Esta es la historia de Nelson, de su hermana Lucía y de su madre, Liliana. Los tres sufren de discapacidad mental y luego de que recibieron una millonaria herencia por la muerte del padre, en 2008, fueron estafados.
Los autores habrían sido conocidos y acomodados personajes de Morteros, una ciudad rica, calma y prolija que prospera allá en las cercanías de la laguna Mar Chiquita, sobre la cuenca lechera más importante de la Argentina, 280 kilómetros al noreste de la ciudad de Córdoba.

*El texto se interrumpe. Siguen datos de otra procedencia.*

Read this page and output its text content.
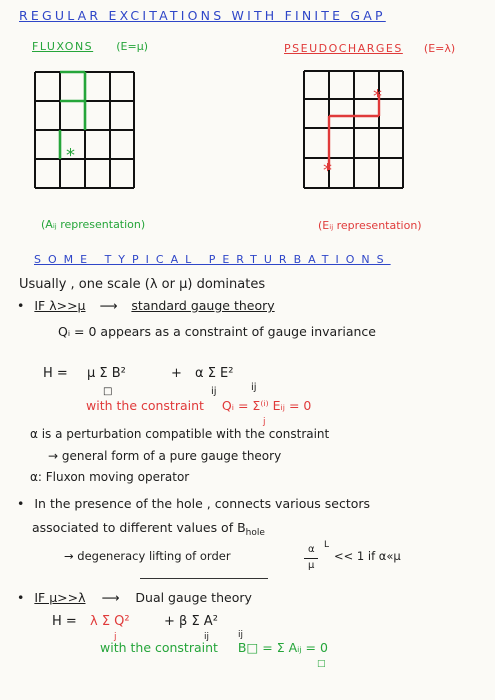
REGULAR EXCITATIONS WITH FINITE GAP
FLUXONS (E=μ)	PSEUDOCHARGES (E=λ)
*
*
*
(Aᵢⱼ representation)	(Eᵢⱼ representation)
SOME TYPICAL PERTURBATIONS
Usually , one scale (λ or μ) dominates
• IF λ>>μ ⟶ standard gauge theory
Qᵢ = 0 appears as a constraint of gauge invariance
H = μ Σ B²
□
+ α Σ E²
ij	ij
with the constraint Qᵢ = Σ⁽ⁱ⁾ Eᵢⱼ = 0
j
α is a perturbation compatible with the constraint
→ general form of a pure gauge theory
α: Fluxon moving operator
• In the presence of the hole , connects various sectors
associated to different values of $B_{hole}$
→ degeneracy lifting of order	α
μ
L
<< 1 if α«μ
• IF μ>>λ ⟶ Dual gauge theory
H = λ Σ Q²
j
+ β Σ A²
ij	ij
with the constraint B□ = Σ Aᵢⱼ = 0
□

A los hermanos Nelson y Lucía Clemente les correspondía ser dueños de un campo productivo de 150 hectáreas en Colonia Dos Hermanos, de una hermosa casa en un barrio residencial, de un auto nuevo y de una cantidad de efectivo no precisada.
Rápidamente atrajeron a las pirañas. Fueron despojados y junto a su madre pasaron los tres a sufrir una pobreza pavorosa. Acabaron comiendo de prestado en un comedor municipal y –en el caso de Nelson y su mamá– sobreviviendo en una casa precaria donde dormían en el mismo colchón, preparaban la comida en el lavatorio del baño, se duchaban sosteniendo una manguera y convivían con siete conejos que defecaban libremente sobre el colchón y la mesa donde ellos comían. Por esos días, ambos sufrieron desnutrición.